Cela prouve que nous avons été très actifs ces trente dernières années. On a beaucoup accompagné les entreprises françaises. Je citerai l'incontournable métro du Caire, dans lequel beaucoup d'entre elles se sont impliquées.

Une exposition importante signifie davantage de sélectivité vis-à-vis des projets. On continue bien évidemment à accompagner les entreprises, en sélectionnant tout d'abord la thématique des projets. L'infrastructure et l'énergie se retrouvent assez fréquemment. Les énergies renouvelables correspondent à de vraies priorités pour le gouvernement égyptien.

En second lieu, on est très sélectif en matière de montant et d'assiette de garantie. La modulation dépend de la nature de la part française et de la part locale.

La sélectivité s'établit en fonction de ces deux paramètres. Celle-ci s'est peut-être accrue par rapport à il y a vingt ans, mais elle permet de continuer à accompagner les entreprises françaises.

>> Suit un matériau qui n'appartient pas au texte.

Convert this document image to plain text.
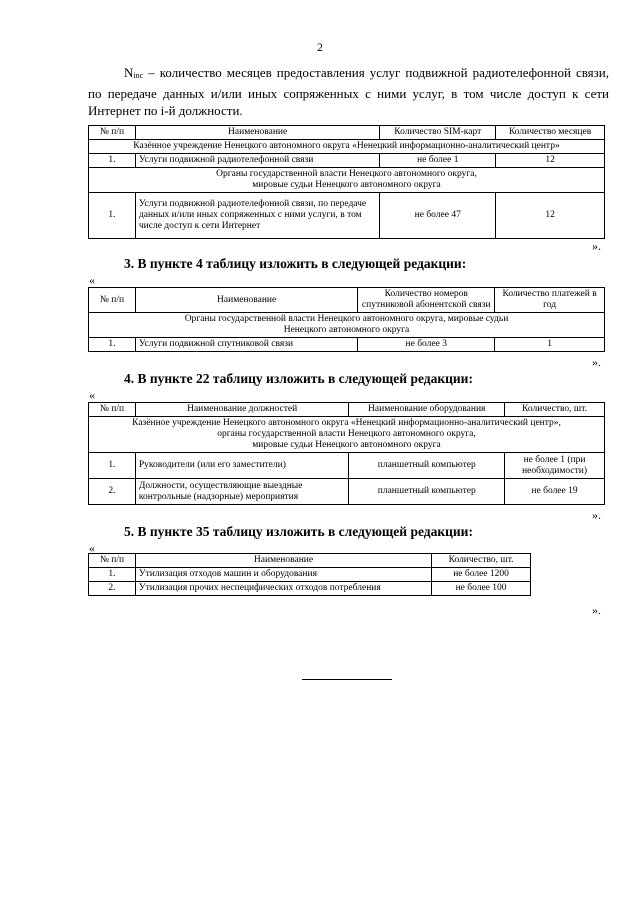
2
Ninc – количество месяцев предоставления услуг подвижной радиотелефонной связи, по передаче данных и/или иных сопряженных с ними услуг, в том числе доступ к сети Интернет по i-й должности.
№ п/п	Наименование	Количество SIM-карт	Количество месяцев
Казённое учреждение Ненецкого автономного округа «Ненецкий информационно-аналитический центр»			
1.	Услуги подвижной радиотелефонной связи	не более 1	12
Органы государственной власти Ненецкого автономного округа,
мировые судьи Ненецкого автономного округа			
1.	Услуги подвижной радиотелефонной связи, по передаче данных и/или иных сопряженных с ними услуги, в том числе доступ к сети Интернет	не более 47	12
».
3. В пункте 4 таблицу изложить в следующей редакции:
«
№ п/п	Наименование	Количество номеров спутниковой абонентской связи	Количество платежей в год
Органы государственной власти Ненецкого автономного округа, мировые судьи
Ненецкого автономного округа			
1.	Услуги подвижной спутниковой связи	не более 3	1
».
4. В пункте 22 таблицу изложить в следующей редакции:
«
№ п/п	Наименование должностей	Наименование оборудования	Количество, шт.
Казённое учреждение Ненецкого автономного округа «Ненецкий информационно-аналитический центр»,
органы государственной власти Ненецкого автономного округа,
мировые судьи Ненецкого автономного округа			
1.	Руководители (или его заместители)	планшетный компьютер	не более 1 (при необходимости)
2.	Должности, осуществляющие выездные контрольные (надзорные) мероприятия	планшетный компьютер	не более 19
».
5. В пункте 35 таблицу изложить в следующей редакции:
«
№ п/п	Наименование	Количество, шт.
1.	Утилизация отходов машин и оборудования	не более 1200
2.	Утилизация прочих неспецифических отходов потребления	не более 100
».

M. Arnaud FLEURY - Sentez-vous frémir la demande française concernant l'Égypte, notamment du fait du transfert des garanties publiques gérées par la Coface à Bpifrance ?

M. Louis MARGUERITTE - D'une manière générale, la demande reste relativement importante s'agissant de l'Égypte. Tout un travail de sélection avec les entreprises et les banques est mené pour continuer à accompagner au mieux nos entreprises à l'exportation.

S'agissant des PME, le frémissement n'est peut-être pas encore perceptible, mais on ne doute pas qu'il le sera dans les prochaines semaines. Il n'y a pas eu de changement majeur par rapport au transfert. On pense que celui-ci va avoir un effet d'entraînement sur la demande.

Je veux également citer l'accompagnement des projets énergétiques avec l'opérateur électrique EETC. La France a remporté un contrat assez important via General Electric France, qui comporte un réseau vert et un réseau intelligent de soutien aux projets de ville durable et de gestion de l'énergie.

Il faut noter que ces contrats sont souvent souscrits avec des entreprises égyptiennes, ce qui démontre l'intérêt à la fois du gouvernement égyptien, des entreprises françaises et des sous-traitants locaux en la matière.

M. Arnaud FLEURY - M. Tainsh de Bpifrance est le fidèle partenaire de Business France dans l'exportation et l'investissement à l'étranger. Quel message désirez-vous faire passer en matière de crédit à l'exportation et, plus particulièrement, sur l'Égypte ?

M. Éric TAINSH - Tous nos compétiteurs utilisent en ce moment l'ensemble des moyens mis à leur disposition pour soutenir leurs emplois domestiques et faire en sorte que leurs entreprises gagnent sur les marchés internationaux.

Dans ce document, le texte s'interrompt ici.